I am in the unenviable position of having to debug code that was written by someone 10+ years ago who no longer works at the company.
The premise is fairly simple: this is a Windows based test tool that is intended to communicate with an external device that our company builds. The communication is over RS-232 using a Windows COM port via a USB-to-Serial converter. The communication is a simple request/response scheme. The program runs a continuous loop of successive WriteFile() and ReadFile() calls to communicate with the external device. WriteFile to send a command, followed by ReadFile to read the response.
All works well initially, but after some period of time (roughly 10 minutes - although I haven't confirmed that it's always consistent), the ReadFile call stops working - as in, it times out and returns 0 characters every single time after the initial failure.
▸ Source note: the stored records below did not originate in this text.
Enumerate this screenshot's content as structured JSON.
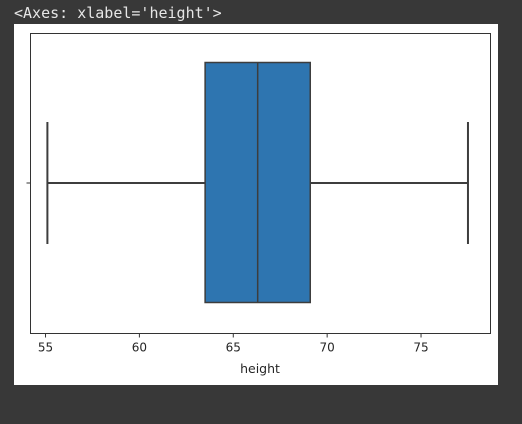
{
  "output": {
    "repr_text": "<Axes: xlabel='height'>"
  },
  "chart_data": {
    "type": "boxplot",
    "orientation": "horizontal",
    "xlabel": "height",
    "ylabel": "",
    "xlim": [
      54.2,
      78.7
    ],
    "xticks": [
      55,
      60,
      65,
      70,
      75
    ],
    "box": {
      "whisker_low": 55.1,
      "q1": 63.5,
      "median": 66.3,
      "q3": 69.1,
      "whisker_high": 77.5
    },
    "colors": {
      "box_fill": "#2e75b0",
      "line": "#3d3d3d"
    },
    "grid": false
  }
}
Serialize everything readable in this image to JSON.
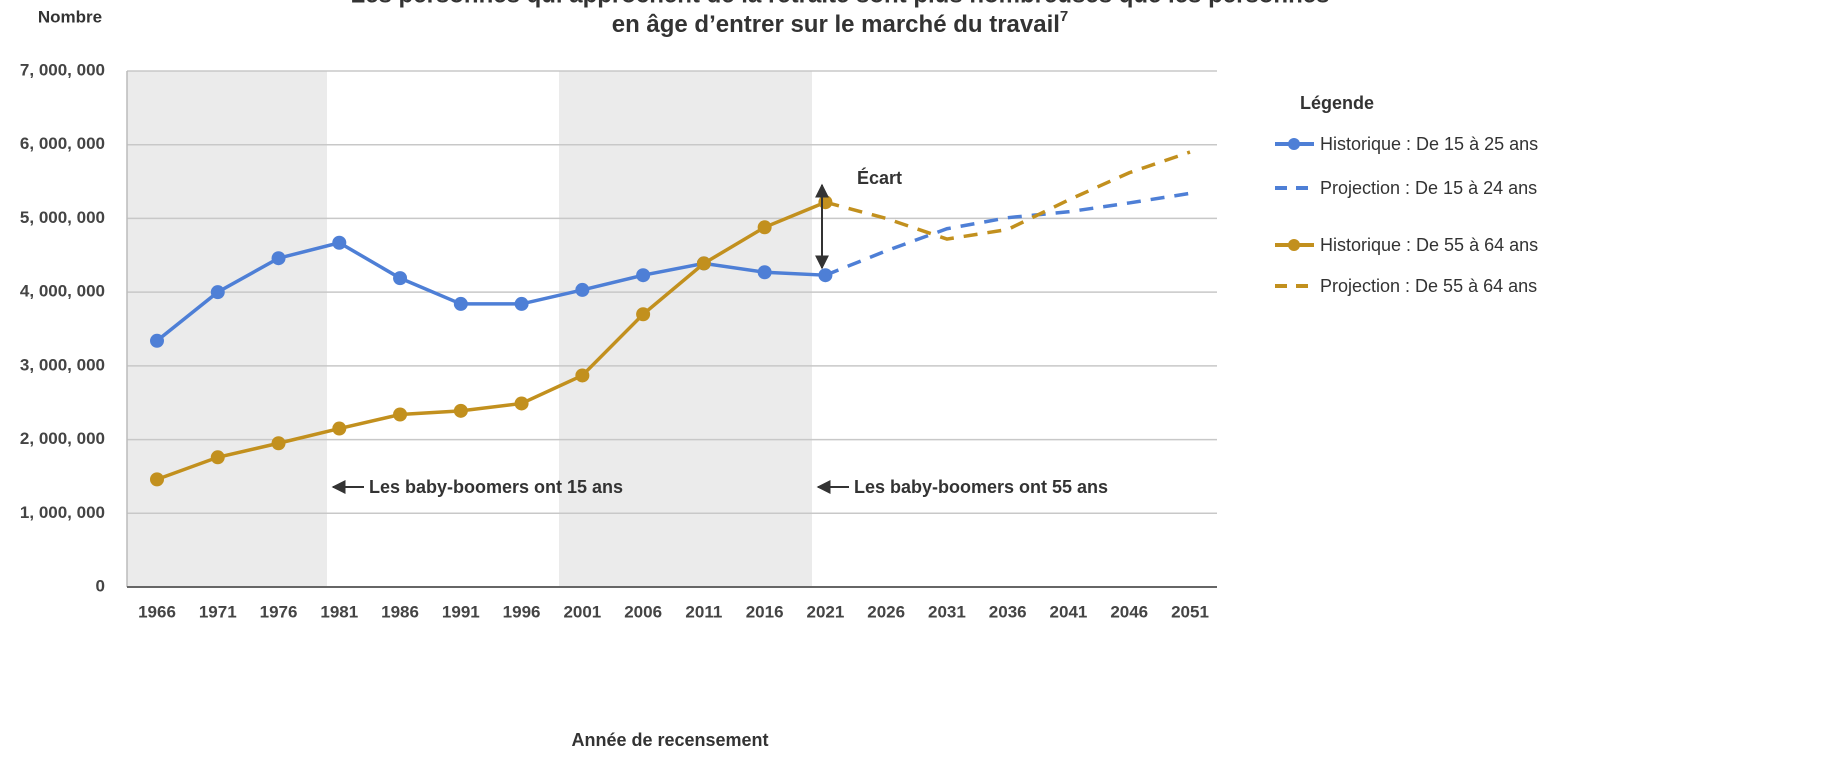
{
  "chart_data": {
    "type": "line",
    "title_lines": [
      "Les personnes qui approchent de la retraite sont plus nombreuses que les personnes",
      "en âge d’entrer sur le marché du travail"
    ],
    "title_note": "7",
    "y_label": "Nombre",
    "x_label": "Année de recensement",
    "legend_title": "Légende",
    "legend_position": "right",
    "annotations": [
      "Les baby-boomers ont 15 ans",
      "Les baby-boomers ont 55 ans",
      "Écart"
    ],
    "categories": [
      "1966",
      "1971",
      "1976",
      "1981",
      "1986",
      "1991",
      "1996",
      "2001",
      "2006",
      "2011",
      "2016",
      "2021",
      "2026",
      "2031",
      "2036",
      "2041",
      "2046",
      "2051"
    ],
    "series": [
      {
        "name": "Historique : De 15 à 25 ans",
        "color": "#4e7fd6",
        "dashed": false,
        "markers": true,
        "values": [
          3340000,
          4000000,
          4460000,
          4670000,
          4190000,
          3840000,
          3840000,
          4030000,
          4230000,
          4390000,
          4270000,
          4230000,
          null,
          null,
          null,
          null,
          null,
          null
        ]
      },
      {
        "name": "Projection : De 15 à 24 ans",
        "color": "#4e7fd6",
        "dashed": true,
        "markers": false,
        "values": [
          null,
          null,
          null,
          null,
          null,
          null,
          null,
          null,
          null,
          null,
          null,
          4230000,
          4560000,
          4860000,
          5010000,
          5090000,
          5210000,
          5340000
        ]
      },
      {
        "name": "Historique : De 55 à 64 ans",
        "color": "#c2901e",
        "dashed": false,
        "markers": true,
        "values": [
          1460000,
          1760000,
          1950000,
          2150000,
          2340000,
          2390000,
          2490000,
          2870000,
          3700000,
          4390000,
          4880000,
          5220000,
          null,
          null,
          null,
          null,
          null,
          null
        ]
      },
      {
        "name": "Projection : De 55 à 64 ans",
        "color": "#c2901e",
        "dashed": true,
        "markers": false,
        "values": [
          null,
          null,
          null,
          null,
          null,
          null,
          null,
          null,
          null,
          null,
          null,
          5220000,
          5000000,
          4720000,
          4850000,
          5250000,
          5620000,
          5900000
        ]
      }
    ],
    "ylim": [
      0,
      7000000
    ],
    "yticks": [
      0,
      {
        "value": 1000000,
        "label": "1, 000, 000"
      },
      {
        "value": 2000000,
        "label": "2, 000, 000"
      },
      {
        "value": 3000000,
        "label": "3, 000, 000"
      },
      {
        "value": 4000000,
        "label": "4, 000, 000"
      },
      {
        "value": 5000000,
        "label": "5, 000, 000"
      },
      {
        "value": 6000000,
        "label": "6, 000, 000"
      },
      {
        "value": 7000000,
        "label": "7, 000, 000"
      }
    ],
    "grid": true
  }
}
Since I have the ability to debug the external device simultaneously, obviously the first thing I did was to check if the failure was there, but I have confirmed that even after the ReadFile call stops working, the external device still correctly receives the commands sent via the WriteFile call and responds on the same COM port.
// Flush buffer
PurgeComm(hComm, PURGE_RXABORT|PURGE_RXCLEAR|PURGE_TXABORT|PURGE_TXCLEAR);
// Send command
WriteFile(hComm, dataOut_ptr, write_size, &dwBytesWritten, NULL);
//...
// Read Response
ReadFile(hComm, dataIn_ptr, read_size, &dwBytesRead, NULL);
//This sequence works for a while
//At a certain point, the ReadFile call times out and dwBytesRead is 0
//After that point, every call to ReadFile times out in the same way
//WriteFile still works fine and I know that the external device is still responding on the same UART channel
If I close and re-open the COM port after the timeout as shown below, nothing changes.
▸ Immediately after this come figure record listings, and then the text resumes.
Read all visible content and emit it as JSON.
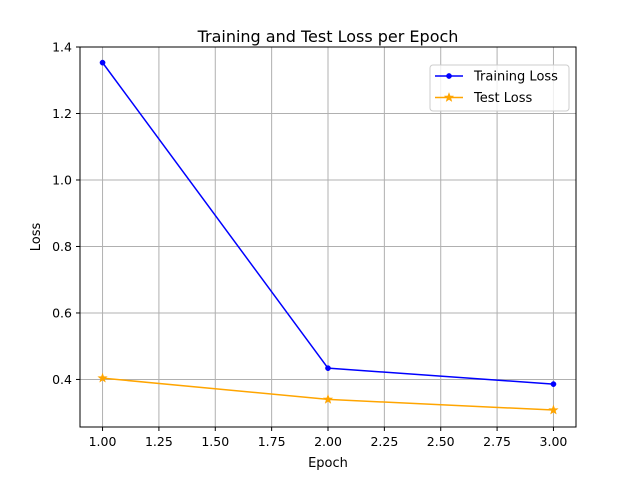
{
  "chart_data": {
    "type": "line",
    "title": "Training and Test Loss per Epoch",
    "xlabel": "Epoch",
    "ylabel": "Loss",
    "x": [
      1,
      2,
      3
    ],
    "xlim": [
      0.9,
      3.1
    ],
    "ylim": [
      0.257,
      1.4
    ],
    "xticks": [
      1.0,
      1.25,
      1.5,
      1.75,
      2.0,
      2.25,
      2.5,
      2.75,
      3.0
    ],
    "xtick_labels": [
      "1.00",
      "1.25",
      "1.50",
      "1.75",
      "2.00",
      "2.25",
      "2.50",
      "2.75",
      "3.00"
    ],
    "yticks": [
      0.4,
      0.6,
      0.8,
      1.0,
      1.2,
      1.4
    ],
    "ytick_labels": [
      "0.4",
      "0.6",
      "0.8",
      "1.0",
      "1.2",
      "1.4"
    ],
    "grid": true,
    "legend_position": "top-right",
    "series": [
      {
        "name": "Training Loss",
        "values": [
          1.353,
          0.434,
          0.386
        ],
        "color": "#0000ff",
        "marker": "point"
      },
      {
        "name": "Test Loss",
        "values": [
          0.404,
          0.34,
          0.308
        ],
        "color": "#ffa500",
        "marker": "star"
      }
    ]
  }
}
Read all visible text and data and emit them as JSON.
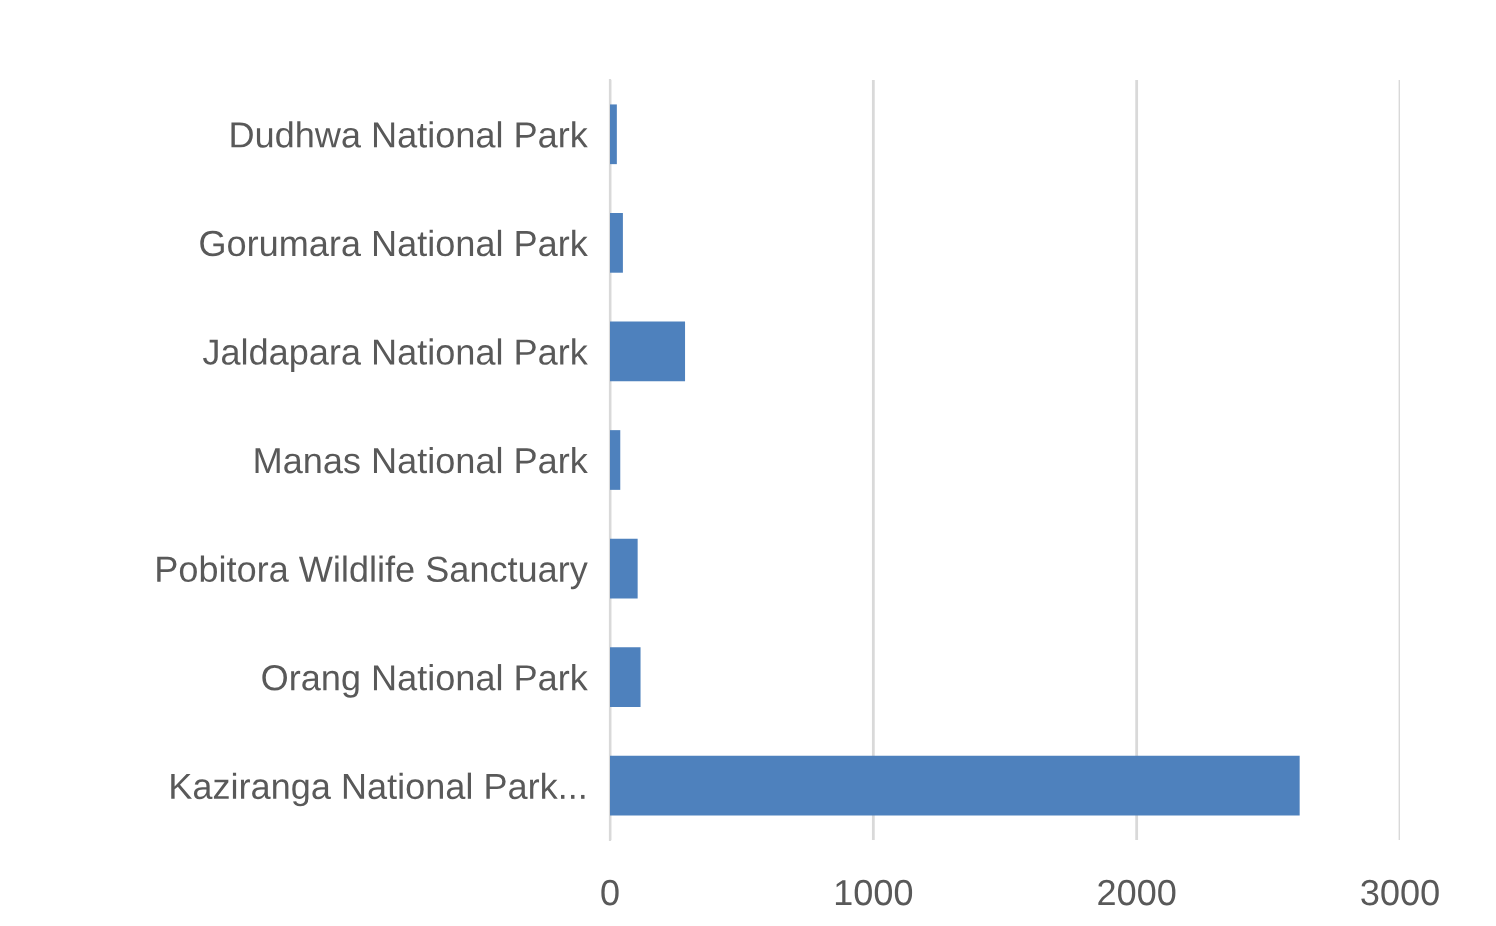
{
  "chart_data": {
    "type": "bar",
    "orientation": "horizontal",
    "categories": [
      "Dudhwa National Park",
      "Gorumara National Park",
      "Jaldapara National Park",
      "Manas National Park",
      "Pobitora Wildlife Sanctuary",
      "Orang National Park",
      "Kaziranga National Park..."
    ],
    "values": [
      26,
      49,
      285,
      39,
      105,
      116,
      2619
    ],
    "color": "#4e81bd",
    "xlim": [
      0,
      3000
    ],
    "xticks": [
      0,
      1000,
      2000,
      3000
    ],
    "grid": "x"
  }
}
//This is the code inside the COM close function
PurgeComm(hComm, PURGE_RXABORT);
CloseHandle(hComm);
//...
//This is the COM open code that gets called in a separate function:
hComm = CreateFile( name,
GENERIC_READ | GENERIC_WRITE,
0,
0,
OPEN_EXISTING,
0,
0);
GetCommTimeouts(hComm,&ctmoOld);
ctmoNew.ReadTotalTimeoutConstant = 200;
ctmoNew.ReadTotalTimeoutMultiplier = 0;
ctmoNew.WriteTotalTimeoutMultiplier = 0;
ctmoNew.WriteTotalTimeoutConstant = 0;
SetCommTimeouts(hComm, &ctmoNew);
dcbCommPort.DCBlength = sizeof(DCB);
GetCommState(hComm, &dcbCommPort);
BuildCommDCB("9600,O,8,1", &dcbCommPort);
SetCommState(hComm, &dcbCommPort);
However, if I set a break-point on the external device just before it responds, close the test program and open the COM port in a serial terminal like RealTerm then let the external device proceed, the data comes in fine. At the same time, if I kill and restart the test program entirely, it will also work again for a period of time before again experiencing the same timeout issue.
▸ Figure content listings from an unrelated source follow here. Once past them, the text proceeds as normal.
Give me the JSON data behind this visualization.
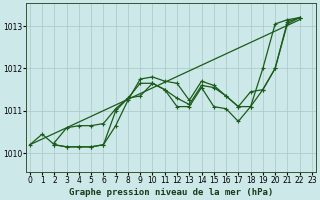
{
  "title": "Graphe pression niveau de la mer (hPa)",
  "bg_color": "#cde8e8",
  "grid_color": "#a8c8c8",
  "line_color": "#1a5c1a",
  "xlim": [
    -0.3,
    23.3
  ],
  "ylim": [
    1009.55,
    1013.55
  ],
  "xticks": [
    0,
    1,
    2,
    3,
    4,
    5,
    6,
    7,
    8,
    9,
    10,
    11,
    12,
    13,
    14,
    15,
    16,
    17,
    18,
    19,
    20,
    21,
    22,
    23
  ],
  "yticks": [
    1010,
    1011,
    1012,
    1013
  ],
  "tick_fontsize": 5.5,
  "xlabel_fontsize": 6.5,
  "series": {
    "trend": {
      "x": [
        0,
        22
      ],
      "y": [
        1010.2,
        1013.15
      ]
    },
    "line1": {
      "x": [
        0,
        1,
        2,
        3,
        4,
        5,
        6,
        7,
        8,
        9,
        10,
        11,
        12,
        13,
        14,
        15,
        16,
        17,
        18,
        19,
        20,
        21,
        22
      ],
      "y": [
        1010.2,
        1010.45,
        1010.2,
        1010.15,
        1010.15,
        1010.15,
        1010.2,
        1010.65,
        1011.25,
        1011.75,
        1011.8,
        1011.7,
        1011.65,
        1011.25,
        1011.7,
        1011.6,
        1011.35,
        1011.1,
        1011.1,
        1012.0,
        1013.05,
        1013.15,
        1013.2
      ]
    },
    "line2": {
      "x": [
        2,
        3,
        4,
        5,
        6,
        7,
        8,
        9,
        10,
        11,
        12,
        13,
        14,
        15,
        16,
        17,
        18,
        19,
        20,
        21,
        22
      ],
      "y": [
        1010.2,
        1010.15,
        1010.15,
        1010.15,
        1010.2,
        1011.0,
        1011.3,
        1011.35,
        1011.65,
        1011.5,
        1011.1,
        1011.1,
        1011.55,
        1011.1,
        1011.05,
        1010.75,
        1011.1,
        1011.5,
        1012.0,
        1013.1,
        1013.2
      ]
    },
    "line3": {
      "x": [
        2,
        3,
        4,
        5,
        6,
        7,
        8,
        9,
        10,
        11,
        12,
        13,
        14,
        15,
        16,
        17,
        18,
        19,
        20,
        21,
        22
      ],
      "y": [
        1010.25,
        1010.6,
        1010.65,
        1010.65,
        1010.7,
        1011.05,
        1011.3,
        1011.65,
        1011.65,
        1011.5,
        1011.3,
        1011.15,
        1011.6,
        1011.55,
        1011.35,
        1011.1,
        1011.45,
        1011.5,
        1012.0,
        1013.05,
        1013.2
      ]
    }
  }
}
I have tried playing with the Rx timeout, as well as inserting an additional delay between the WriteFile and ReadFile calls with no success.
I don't get it. Based on this behaviour I don't suspect the Windows USB-to-Serial driver that's being used and feel like there is something going wrong specifically with the use of ReadFile in the test program.
Is there a possibility that the buffer is not being flushed properly and simply stops working because it overflows? Are there known issues with the ReadFile or PurgeComm functions on Windows 10? This is a legacy program that normally runs on a Windows XP machine without issue. I'm having to run it on Windows 10 because I'm using it to test an upgrade of the external device and that's the PC I have.
Edit: To clarify, the "failed" call to ReadFile still returns 1 (so calling GetLastError() is not relevant here), just the number of characters read is 0
Edit 2: Some more details about the communication being attempted...
The Purge-WriteFile-ReadFile sequence alternates between 2 types of commands (same sequence for both commands):
a 'write' command, in which a 134 byte packet (128 byte payload + 6 bytes overhead) is sent to the external device, to which the device responds with a 4-byte 'ok' or 'not ok' handshake
a 'read' command, which is a 6 byte packet with the ID of the data to be read-back (specifically the data that was just written), to which the device responds with a 130 byte (128 bytes data + 2 bytes overhead) response
The timeout always initially occurs during the 'read' command. So the ReadFile call is expecting a length of 130 bytes. After that, the ReadFile call during the 'write' command (where expected bytes read is 4) also times out.